Open epagone opened 2 years ago
@epagone - thank you for your comments! ogpf uses data generated by Fortran! Sometimes these output are large files like several hundred kb!
I am not sure what is the benefit of data block in the case of ogpf! but I would welcome to give some example and explain the purpose a little more!
Thank you
Thanks for looking into my issue.
Sometimes these output are large files like several hundred kb!
This makes even a better case for using data blocks (expanded description follows).
I am not sure what is the benefit of data block in the case of ogpf! but I would welcome to give some example and explain the purpose a little more!

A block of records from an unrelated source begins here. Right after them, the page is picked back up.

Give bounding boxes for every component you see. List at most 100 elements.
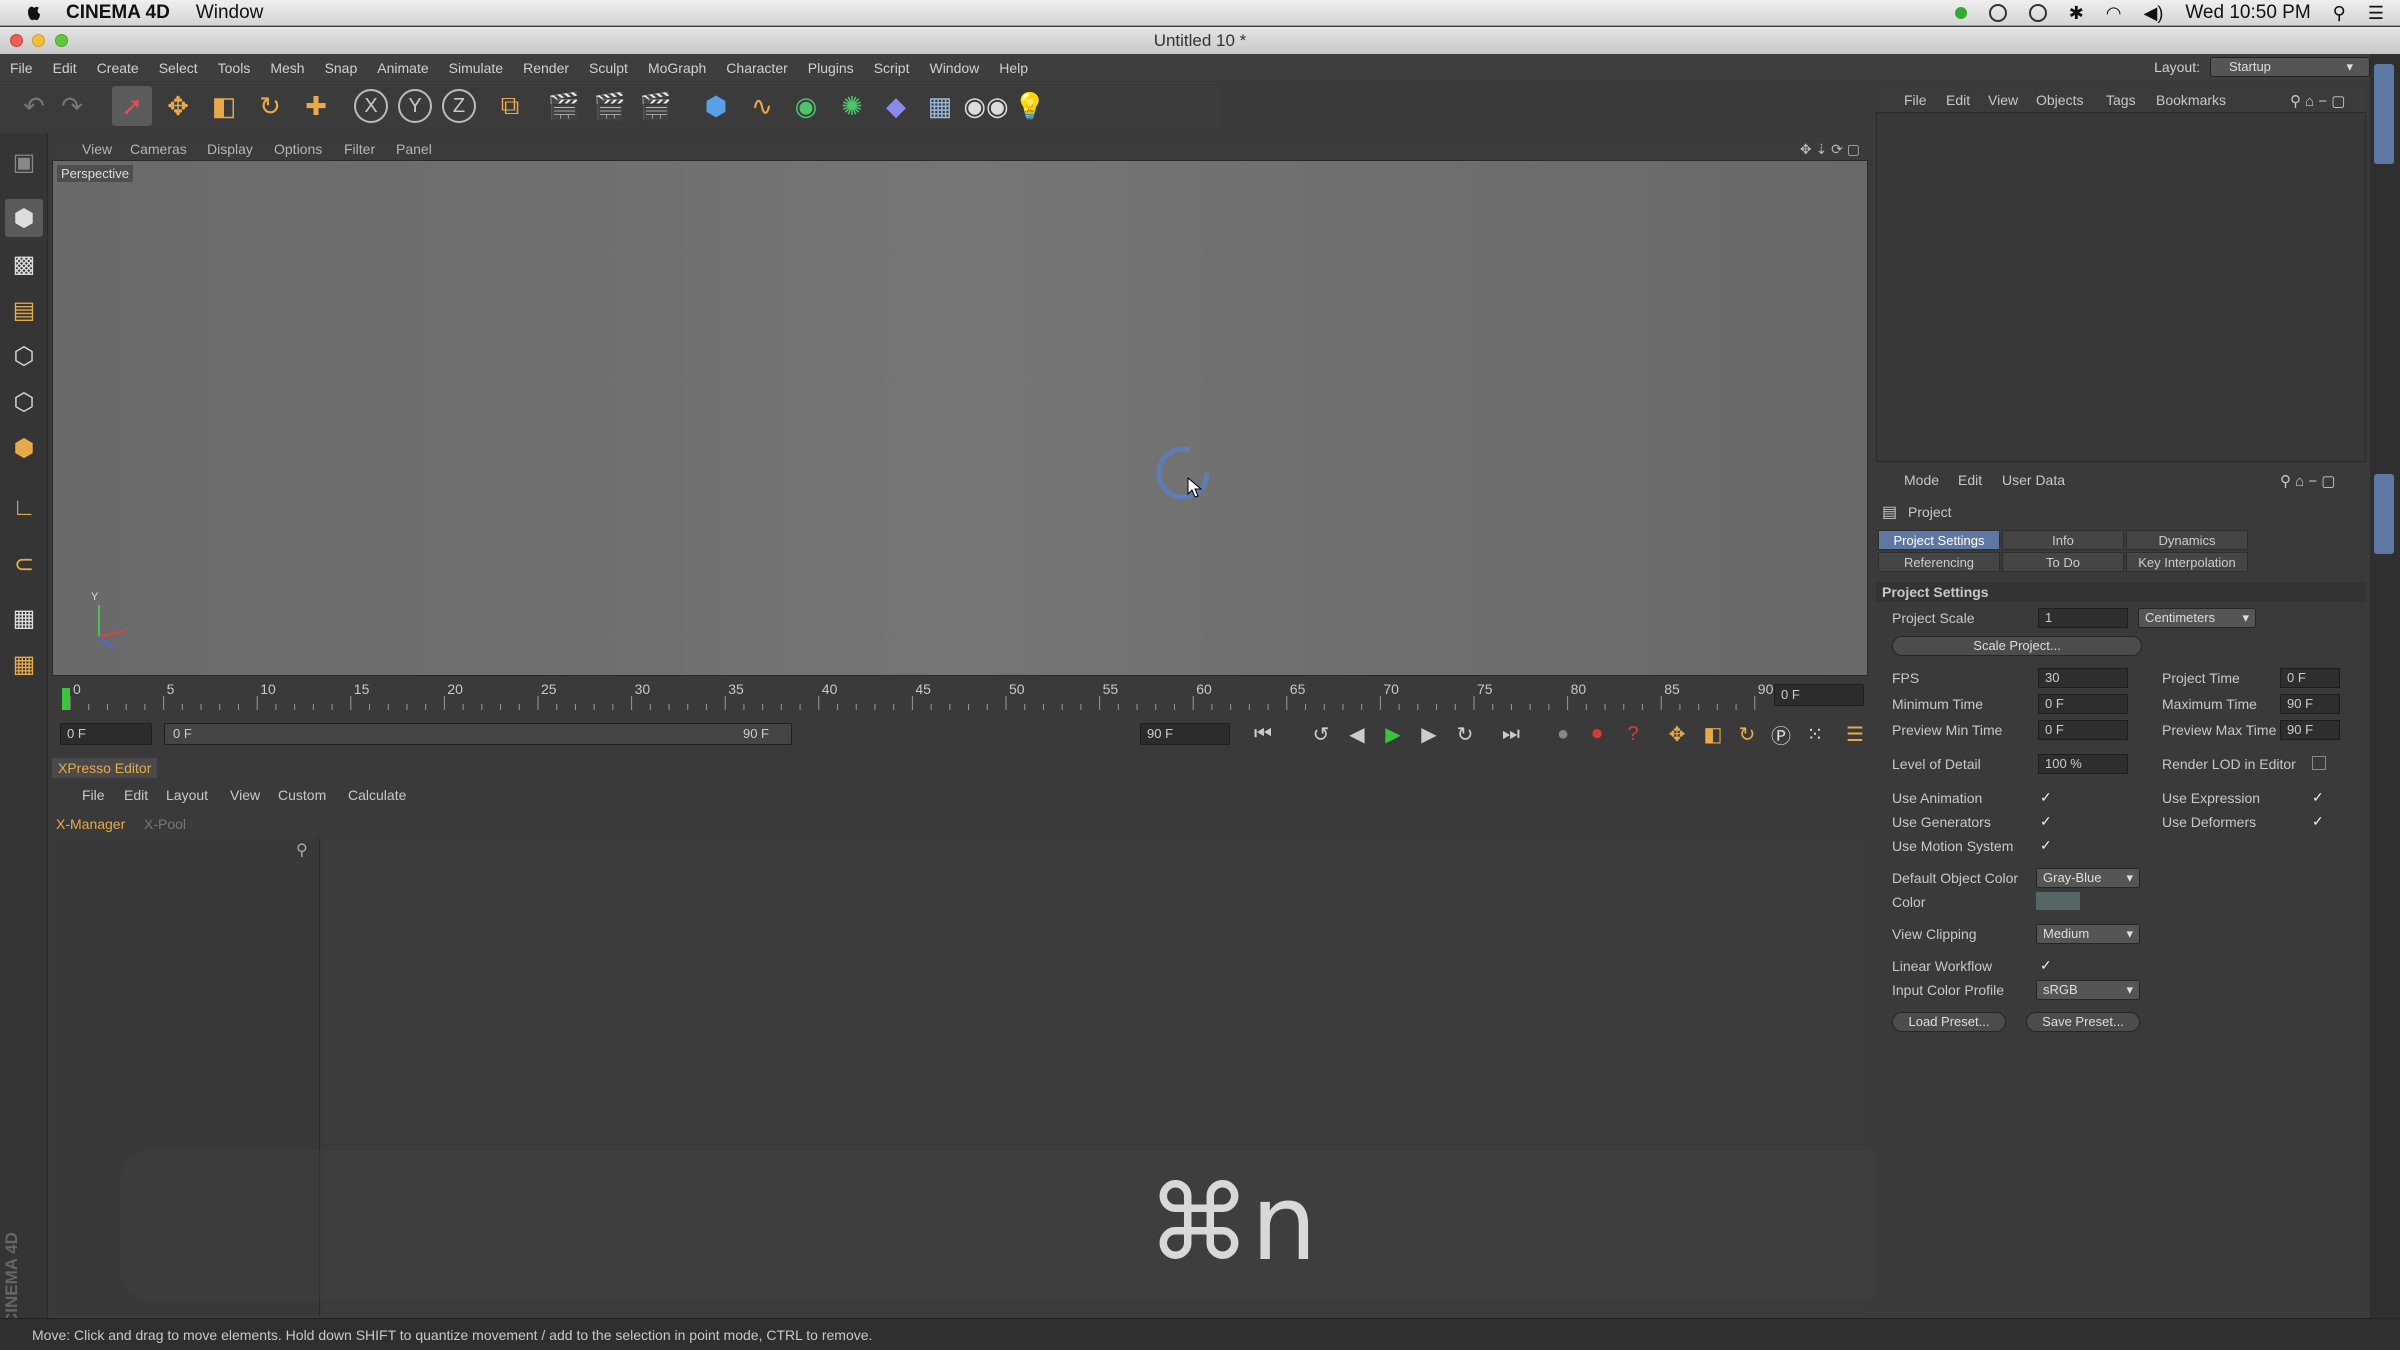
menu-file[interactable]: File bbox=[10, 60, 33, 76]
menu-sculpt[interactable]: Sculpt bbox=[589, 60, 628, 76]
model-mode-icon[interactable]: ⬢ bbox=[5, 199, 43, 237]
window-menu[interactable]: Window bbox=[196, 2, 264, 24]
tab-to-do[interactable]: To Do bbox=[2002, 552, 2124, 572]
xpresso-menu-file[interactable]: File bbox=[82, 787, 105, 803]
menu-mesh[interactable]: Mesh bbox=[270, 60, 304, 76]
tab-x-pool[interactable]: X-Pool bbox=[144, 816, 186, 832]
use-expression-checkbox[interactable]: ✓ bbox=[2312, 790, 2326, 804]
timeline-ruler[interactable]: 0 5 10 15 20 25 30 35 40 45 50 55 60 65 70 75 80 85 90 0 F bbox=[52, 678, 1868, 712]
live-selection-icon[interactable]: ➚ bbox=[112, 86, 152, 126]
start-frame-field[interactable]: 0 F bbox=[60, 723, 152, 745]
use-generators-checkbox[interactable]: ✓ bbox=[2040, 814, 2054, 828]
use-animation-checkbox[interactable]: ✓ bbox=[2040, 790, 2054, 804]
view-clipping-select[interactable]: Medium ▾ bbox=[2036, 924, 2140, 944]
objects-menu-view[interactable]: View bbox=[1988, 92, 2018, 108]
zoom-window-button[interactable] bbox=[55, 34, 68, 47]
tab-info[interactable]: Info bbox=[2002, 530, 2124, 550]
close-window-button[interactable] bbox=[10, 34, 23, 47]
floor-scene-icon[interactable]: ▦ bbox=[920, 86, 960, 126]
render-view-icon[interactable]: 🎬 bbox=[544, 86, 584, 126]
fps-input[interactable]: 30 bbox=[2038, 668, 2128, 688]
menu-create[interactable]: Create bbox=[97, 60, 139, 76]
tab-referencing[interactable]: Referencing bbox=[1878, 552, 2000, 572]
menu-help[interactable]: Help bbox=[999, 60, 1028, 76]
menu-script[interactable]: Script bbox=[874, 60, 910, 76]
viewport-menu-filter[interactable]: Filter bbox=[344, 141, 375, 157]
project-time-input[interactable]: 0 F bbox=[2280, 668, 2340, 688]
dropbox-tray-icon[interactable] bbox=[1988, 4, 2007, 22]
autokey-icon[interactable]: ⏺ bbox=[1582, 719, 1612, 749]
viewport-nav-icons[interactable]: ✥ ⇣ ⟳ ▢ bbox=[1800, 141, 1860, 158]
nurbs-icon[interactable]: ◉ bbox=[786, 86, 826, 126]
render-lod-checkbox[interactable] bbox=[2312, 756, 2326, 770]
move-tool-icon[interactable]: ✥ bbox=[158, 86, 198, 126]
viewport-menu-display[interactable]: Display bbox=[207, 141, 253, 157]
coordinate-system-icon[interactable]: ⧉ bbox=[490, 86, 530, 126]
menu-animate[interactable]: Animate bbox=[377, 60, 428, 76]
planar-workplane-icon[interactable]: ▦ bbox=[5, 645, 43, 683]
minimize-window-button[interactable] bbox=[32, 34, 45, 47]
previous-frame-icon[interactable]: ◀ bbox=[1342, 719, 1372, 749]
wifi-icon[interactable]: ◠ bbox=[2106, 3, 2122, 24]
input-color-profile-select[interactable]: sRGB ▾ bbox=[2036, 980, 2140, 1000]
xpresso-editor-tab[interactable]: XPresso Editor bbox=[52, 758, 158, 778]
polygons-mode-icon[interactable]: ⬢ bbox=[5, 429, 43, 467]
key-rotation-icon[interactable]: ↻ bbox=[1732, 719, 1762, 749]
rotate-tool-icon[interactable]: ↻ bbox=[250, 86, 290, 126]
viewport-menu-view[interactable]: View bbox=[82, 141, 112, 157]
objects-menu-bookmarks[interactable]: Bookmarks bbox=[2156, 92, 2226, 108]
next-frame-icon[interactable]: ▶ bbox=[1414, 719, 1444, 749]
objects-menu-file[interactable]: File bbox=[1904, 92, 1927, 108]
menu-plugins[interactable]: Plugins bbox=[808, 60, 854, 76]
level-of-detail-input[interactable]: 100 % bbox=[2038, 754, 2128, 774]
default-object-color-select[interactable]: Gray-Blue ▾ bbox=[2036, 868, 2140, 888]
project-scale-input[interactable]: 1 bbox=[2038, 608, 2128, 628]
bluetooth-icon[interactable]: ✱ bbox=[2069, 3, 2084, 24]
viewport-menu-panel[interactable]: Panel bbox=[396, 141, 432, 157]
menu-window[interactable]: Window bbox=[929, 60, 979, 76]
layout-select[interactable]: Startup ▾ bbox=[2210, 57, 2370, 77]
undo-icon[interactable]: ↶ bbox=[14, 86, 54, 126]
menu-snap[interactable]: Snap bbox=[325, 60, 358, 76]
light-icon[interactable]: 💡 bbox=[1010, 86, 1050, 126]
workplane-mode-icon[interactable]: ▤ bbox=[5, 291, 43, 329]
time-machine-icon[interactable] bbox=[2028, 4, 2047, 22]
objects-menu-tags[interactable]: Tags bbox=[2106, 92, 2136, 108]
array-icon[interactable]: ✺ bbox=[832, 86, 872, 126]
snap-icon[interactable]: ⊂ bbox=[5, 545, 43, 583]
tab-key-interpolation[interactable]: Key Interpolation bbox=[2126, 552, 2248, 572]
camera-icon[interactable]: ◉◉ bbox=[963, 86, 1008, 126]
key-pla-icon[interactable]: ⁙ bbox=[1800, 719, 1830, 749]
deformer-icon[interactable]: ◆ bbox=[876, 86, 916, 126]
attributes-nav-icons[interactable]: ⚲ ⌂ − ▢ bbox=[2280, 472, 2335, 490]
spline-icon[interactable]: ∿ bbox=[742, 86, 782, 126]
objects-menu-objects[interactable]: Objects bbox=[2036, 92, 2083, 108]
linear-workflow-checkbox[interactable]: ✓ bbox=[2040, 958, 2054, 972]
current-frame-field[interactable]: 0 F bbox=[1774, 684, 1864, 706]
make-editable-icon[interactable]: ▣ bbox=[5, 143, 43, 181]
xpresso-menu-calculate[interactable]: Calculate bbox=[348, 787, 406, 803]
preview-min-time-input[interactable]: 0 F bbox=[2038, 720, 2128, 740]
y-axis-lock-icon[interactable]: Y bbox=[398, 89, 432, 123]
attributes-menu-user-data[interactable]: User Data bbox=[2002, 472, 2065, 488]
x-axis-lock-icon[interactable]: X bbox=[354, 89, 388, 123]
menu-mograph[interactable]: MoGraph bbox=[648, 60, 706, 76]
notification-center-icon[interactable]: ☰ bbox=[2368, 3, 2384, 24]
texture-mode-icon[interactable]: ▩ bbox=[5, 245, 43, 283]
objects-search-icon[interactable]: ⚲ ⌂ − ▢ bbox=[2290, 92, 2345, 110]
record-tray-icon[interactable] bbox=[1954, 7, 1967, 19]
tab-project-settings[interactable]: Project Settings bbox=[1878, 530, 2000, 550]
xpresso-menu-view[interactable]: View bbox=[230, 787, 260, 803]
color-swatch[interactable] bbox=[2036, 892, 2080, 910]
menu-render[interactable]: Render bbox=[523, 60, 569, 76]
play-icon[interactable]: ▶ bbox=[1378, 719, 1408, 749]
menu-simulate[interactable]: Simulate bbox=[449, 60, 503, 76]
minimum-time-input[interactable]: 0 F bbox=[2038, 694, 2128, 714]
xpresso-menu-custom[interactable]: Custom bbox=[278, 787, 326, 803]
axis-mode-icon[interactable]: ∟ bbox=[5, 489, 43, 527]
maximum-time-input[interactable]: 90 F bbox=[2280, 694, 2340, 714]
objects-side-tab[interactable] bbox=[2374, 64, 2394, 164]
render-settings-icon[interactable]: 🎬 bbox=[636, 86, 676, 126]
menu-edit[interactable]: Edit bbox=[53, 60, 77, 76]
attributes-menu-mode[interactable]: Mode bbox=[1904, 472, 1939, 488]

If you look at the linked Stacked Overflow question in my first message both your requests are addressed. The main advantage is to avoid repeating the same entire dataset in the script for each plot command that is using it.
Currently, ogpf
does something like (taken for the linked Stacked Overflow question):
set terminal gif
set output 'plot1.gif'
plot '-' using 1:2
1 10
2 20
3 32
4 40
5 50
e
and if you want to plot the same dataset with different plot specs you need to repeat the in-line data each time for each plot
command.
With data blocks (in the example called $data
), the data set is defined only once in the script and then can be re-used as many times as necessary:
$data << EOD
1 1
2 4
3 9
4 16
EOD
plot "$data" \
with linespoints \
title "my data"
I hope that it is now clearer.
The only drawback (as mentioned in my first message) is that this approach will fail with very old versions of gnuplot (i.e. older than about 7 years), but I guess that it is a reasonable request.
@epagone thank you! If you can make a PR I welcome to look into it and merge! If not let me to find some free time and do that!

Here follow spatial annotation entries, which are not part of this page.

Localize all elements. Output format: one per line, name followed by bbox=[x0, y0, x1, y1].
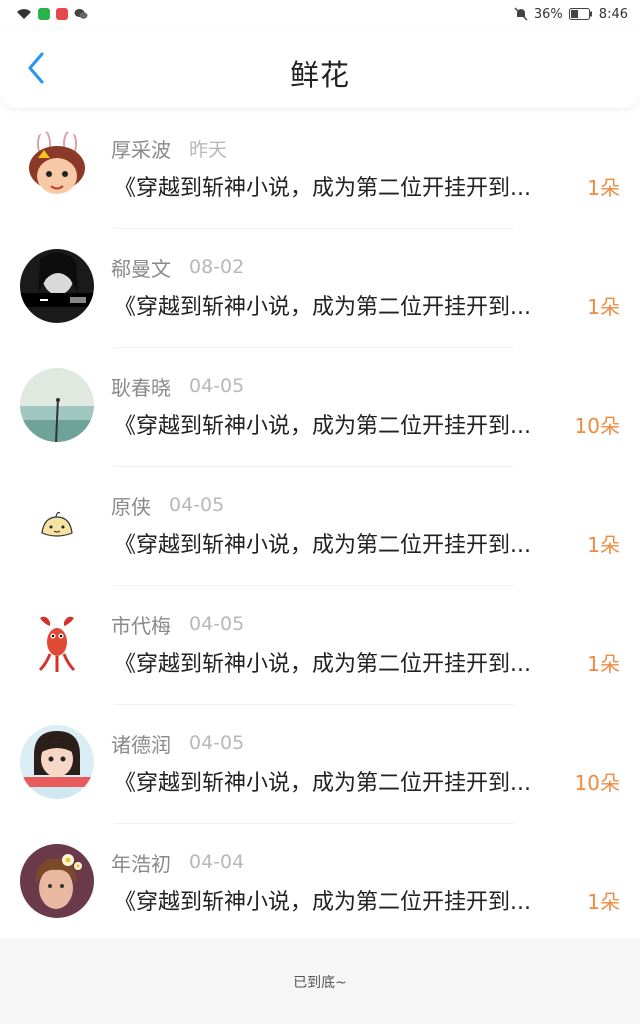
name-row: 市代梅 04-05 bbox=[111, 611, 245, 638]
list-item[interactable]: 郗曼文 08-02 《穿越到斩神小说，成为第二位开挂开到... 1朵 bbox=[0, 229, 640, 348]
wechat-icon bbox=[74, 8, 88, 20]
sim-card-icon bbox=[38, 8, 50, 20]
book-title: 《穿越到斩神小说，成为第二位开挂开到... bbox=[114, 176, 531, 201]
send-date: 08-02 bbox=[189, 256, 245, 278]
mute-bell-icon bbox=[514, 7, 528, 21]
page-title: 鲜花 bbox=[289, 58, 350, 92]
status-bar: 36% 8:46 bbox=[0, 0, 640, 28]
list-item[interactable]: 耿春晓 04-05 《穿越到斩神小说，成为第二位开挂开到... 10朵 bbox=[0, 348, 640, 467]
flower-count: 1朵 bbox=[587, 533, 620, 557]
name-row: 原侠 04-05 bbox=[111, 492, 225, 519]
flower-count: 1朵 bbox=[587, 652, 620, 676]
book-title: 《穿越到斩神小说，成为第二位开挂开到... bbox=[114, 295, 531, 320]
status-right: 36% 8:46 bbox=[514, 7, 628, 22]
battery-percent: 36% bbox=[533, 6, 563, 22]
user-name: 郗曼文 bbox=[111, 256, 171, 281]
flower-record-list: 厚采波 昨天 《穿越到斩神小说，成为第二位开挂开到... 1朵 郗曼文 08-0… bbox=[0, 110, 640, 943]
name-row: 耿春晓 04-05 bbox=[111, 373, 245, 400]
send-date: 04-05 bbox=[169, 494, 225, 516]
list-item[interactable]: 市代梅 04-05 《穿越到斩神小说，成为第二位开挂开到... 1朵 bbox=[0, 586, 640, 705]
name-row: 郗曼文 08-02 bbox=[111, 254, 245, 281]
avatar[interactable] bbox=[20, 487, 94, 561]
flower-count: 1朵 bbox=[587, 295, 620, 319]
name-row: 诸德润 04-05 bbox=[111, 730, 245, 757]
user-name: 耿春晓 bbox=[111, 375, 171, 400]
name-row: 厚采波 昨天 bbox=[111, 135, 228, 162]
avatar[interactable] bbox=[20, 725, 94, 799]
end-of-list-text: 已到底~ bbox=[293, 975, 347, 991]
top-nav-bar: 鲜花 bbox=[0, 28, 640, 108]
avatar[interactable] bbox=[20, 844, 94, 918]
page: 36% 8:46 鲜花 厚采波 昨天 《穿越到斩神小说，成为第二位开挂开到...… bbox=[0, 0, 640, 1024]
book-title: 《穿越到斩神小说，成为第二位开挂开到... bbox=[114, 414, 531, 439]
book-title: 《穿越到斩神小说，成为第二位开挂开到... bbox=[114, 533, 531, 558]
user-name: 厚采波 bbox=[111, 137, 171, 162]
avatar[interactable] bbox=[20, 130, 94, 204]
list-end-footer: 已到底~ bbox=[0, 938, 640, 1024]
send-date: 04-05 bbox=[189, 732, 245, 754]
send-date: 昨天 bbox=[189, 138, 228, 161]
user-name: 市代梅 bbox=[111, 613, 171, 638]
avatar[interactable] bbox=[20, 368, 94, 442]
wifi-icon bbox=[16, 8, 32, 20]
clock: 8:46 bbox=[598, 6, 628, 22]
battery-icon bbox=[568, 8, 593, 20]
app-notification-icon bbox=[56, 8, 68, 20]
avatar[interactable] bbox=[20, 606, 94, 680]
flower-count: 10朵 bbox=[574, 414, 620, 438]
avatar[interactable] bbox=[20, 249, 94, 323]
list-item[interactable]: 原侠 04-05 《穿越到斩神小说，成为第二位开挂开到... 1朵 bbox=[0, 467, 640, 586]
send-date: 04-04 bbox=[189, 851, 245, 873]
flower-count: 1朵 bbox=[587, 176, 620, 200]
status-left bbox=[16, 8, 88, 20]
book-title: 《穿越到斩神小说，成为第二位开挂开到... bbox=[114, 652, 531, 677]
flower-count: 1朵 bbox=[587, 890, 620, 914]
book-title: 《穿越到斩神小说，成为第二位开挂开到... bbox=[114, 890, 531, 915]
list-item[interactable]: 诸德润 04-05 《穿越到斩神小说，成为第二位开挂开到... 10朵 bbox=[0, 705, 640, 824]
list-item[interactable]: 年浩初 04-04 《穿越到斩神小说，成为第二位开挂开到... 1朵 bbox=[0, 824, 640, 943]
name-row: 年浩初 04-04 bbox=[111, 849, 245, 876]
user-name: 诸德润 bbox=[111, 732, 171, 757]
flower-count: 10朵 bbox=[574, 771, 620, 795]
user-name: 年浩初 bbox=[111, 851, 171, 876]
list-item[interactable]: 厚采波 昨天 《穿越到斩神小说，成为第二位开挂开到... 1朵 bbox=[0, 110, 640, 229]
send-date: 04-05 bbox=[189, 613, 245, 635]
book-title: 《穿越到斩神小说，成为第二位开挂开到... bbox=[114, 771, 531, 796]
send-date: 04-05 bbox=[189, 375, 245, 397]
user-name: 原侠 bbox=[111, 494, 151, 519]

We need to freeze the current version and start ne release to let people with old gnuplot can still use the library!
Thank you. Unfortunately, I do not see an opportunity in the next months, but I will try to have a look at this when things clear up a bit more.
Since version 5 (released almost 7 years ago) gnuplot offers data blocks, a more flexible way to in-line data for repeated plotting. It might be worth using this new functionality.